To be cut? Royal Marine commandos coming ashore during a major exercise in the Baltic where Russia is increasingly seen as a danger. Photo: US Navy.

British Prime Minister Boris Johnson’s priorities for the next decade – his so-called ‘golden age’ for Britain – were set out in the Queen’s Speech at the opening of a new Parliamentary session in December. The speech and the debate afterwards promised 36 bills – many of them initiatives that have been held up by the three-year deadlock over Brexit in Parliament. Defence came last, like an apologetic footnote.

In the final paragraph there was a commitment to an ‘Integrated Security, Defence and Foreign Policy Review’, which, after a pause caused by the COVID-19 pandemic (to assess likely direction as the UK weathers human and economic misery) is now underway again.

The signs do not look promising, with a national newspaper report  suggesting the amphibious forces could be gutted and the RAF’s airlift capabilities hacked back. The Army will supposedly lose 19,000 soldiers alongside a potentially rather premature discarding of the entire Royal Navy mine-hunter force. The latter continues to provide a reassuring presence and do very valuable work around the globe. For example, the mine-hunters clear up unexploded mines in European waters and ensure the strategically important Strait of Hormuz stays open.

Under threat: A Royal Navy mine-hunter leads a coalition group in Arabian waters, helping to ensure sea lanes stay open for trade. Photo: US Navy.

The peerless 3 Commando Brigade Royal Marines – which led the fight to retrieve the Falklands in 1982, spearheaded the UK part of 2003 invasion of Iraq and fought valiantly against the Taliban in Afghanistan – will supposedly be broken up. Its amphibious ships, which can perform so many valuable roles for the UK, will be decommissioned at the very moment nations with global interests – like the Global Britain that Bo Jo desires – are expanding their fleets of such vessels.

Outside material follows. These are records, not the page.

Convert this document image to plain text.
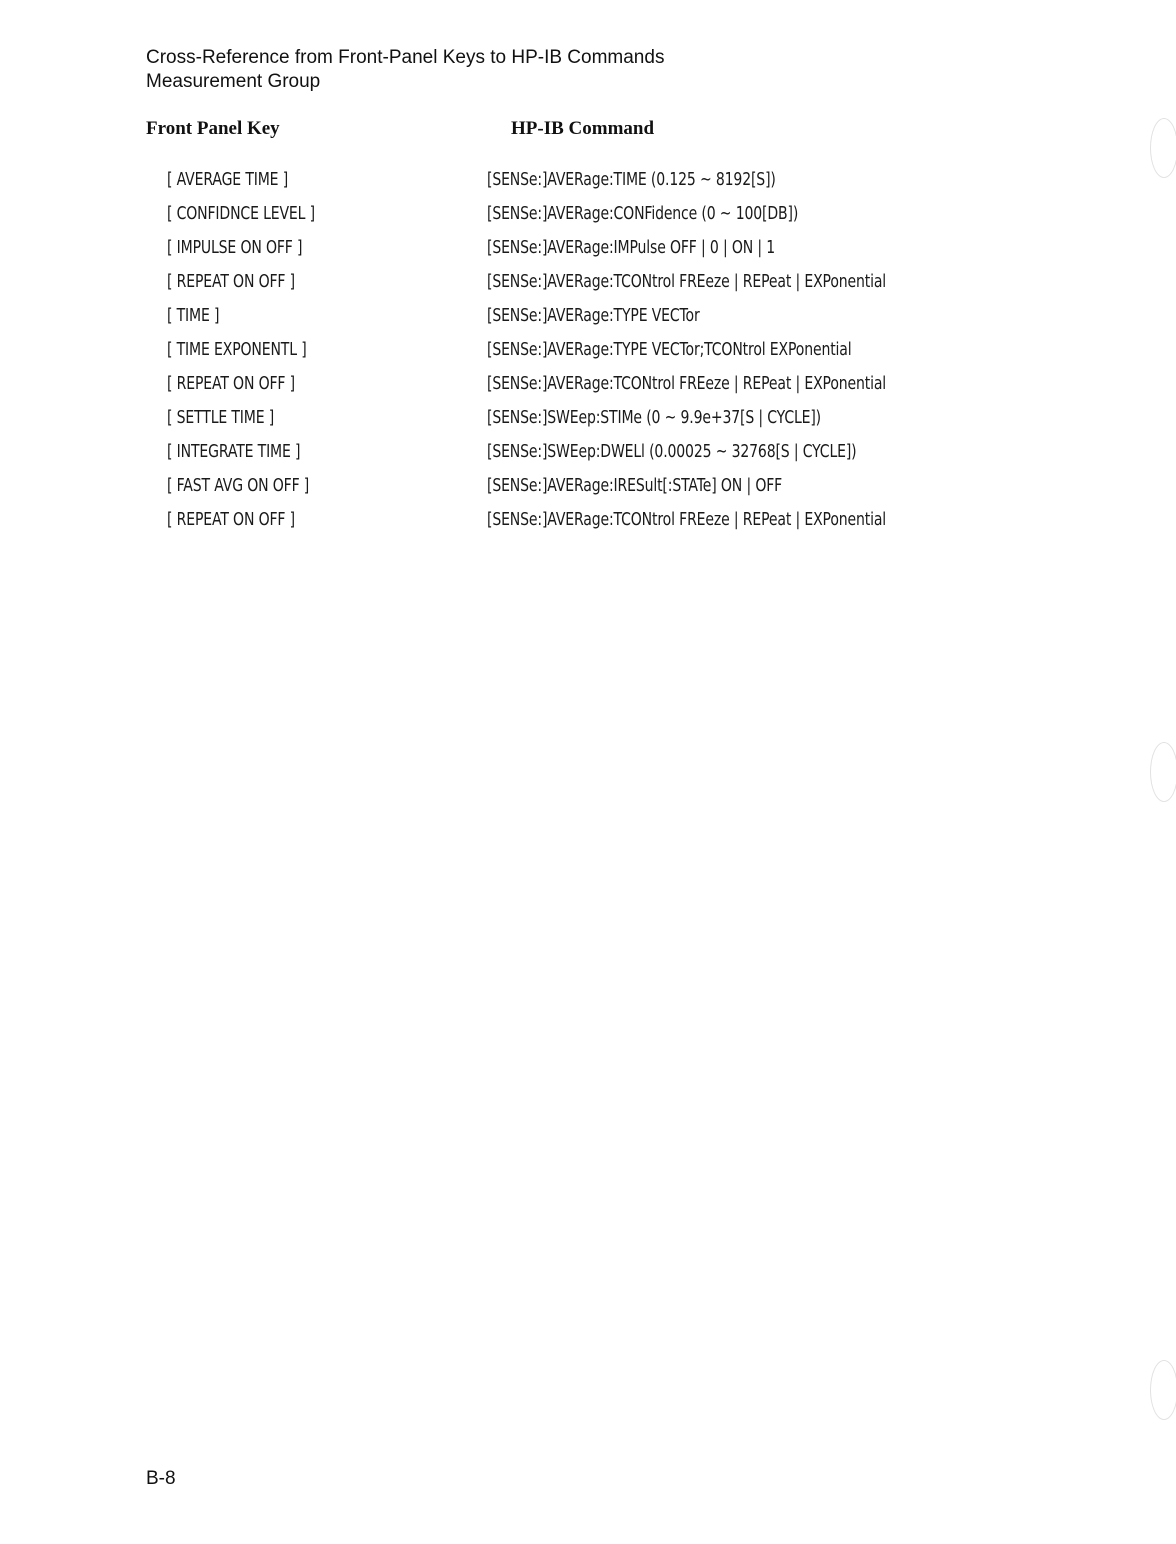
Cross-Reference from Front-Panel Keys to HP-IB Commands
Measurement Group
Front Panel Key	HP-IB Command
[ AVERAGE TIME ]	[SENSe:]AVERage:TIME (0.125 ~ 8192[S])
[ CONFIDNCE LEVEL ]	[SENSe:]AVERage:CONFidence (0 ~ 100[DB])
[ IMPULSE ON OFF ]	[SENSe:]AVERage:IMPulse OFF | 0 | ON | 1
[ REPEAT ON OFF ]	[SENSe:]AVERage:TCONtrol FREeze | REPeat | EXPonential
[ TIME ]	[SENSe:]AVERage:TYPE VECTor
[ TIME EXPONENTL ]	[SENSe:]AVERage:TYPE VECTor;TCONtrol EXPonential
[ REPEAT ON OFF ]	[SENSe:]AVERage:TCONtrol FREeze | REPeat | EXPonential
[ SETTLE TIME ]	[SENSe:]SWEep:STIMe (0 ~ 9.9e+37[S | CYCLE])
[ INTEGRATE TIME ]	[SENSe:]SWEep:DWELl (0.00025 ~ 32768[S | CYCLE])
[ FAST AVG ON OFF ]	[SENSe:]AVERage:IRESult[:STATe] ON | OFF
[ REPEAT ON OFF ]	[SENSe:]AVERage:TCONtrol FREeze | REPeat | EXPonential
B-8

In effect, the alleged proposed cuts would discard the UK’s ability to project conventional power around the world, abandoning the ability to rescue British citizens from war zones, while removing its best means of guaranteeing the delivery of Humanitarian Aid and Disaster Relief (HA/DR) into devastated regions. Or on the homeland front, to provide the NHS with offshore medical and logistical support to fight coronavirus if asked.

Gone also would be the British ability to contribute significantantly to a coalition campaign on land, in the air or at sea, with the UK slumping to the status of a malformed military weakling with imbalanced forces – bloated at one end with nuclear missile submarines and strike carriers while being malnourished at the other, with hardly any tanks, ships, aircraft or troops.

NATO Allies Abandoned by UK ‘Space Cadets’

Taking massive gambles by discarding whole capabilities, such cuts would, for example, remove the best options for reinforcing and defending NATO’s northern flank ashore at a time of rising Russian military presence in the Arctic. They would wipe away the ability to deploy rapid reaction forces to protect the many British Overseas Territories and enable Britain to pull its weight in elements of collective security.

The suggestion has been made by anonymous sources that the UK government’s commitment to devoting two per cent of GDP to Defence will be achieved by discarding the aforementioned key elements of the UK Armed Forces, so money can be poured into ‘Space’ and ‘Cyber Defence’.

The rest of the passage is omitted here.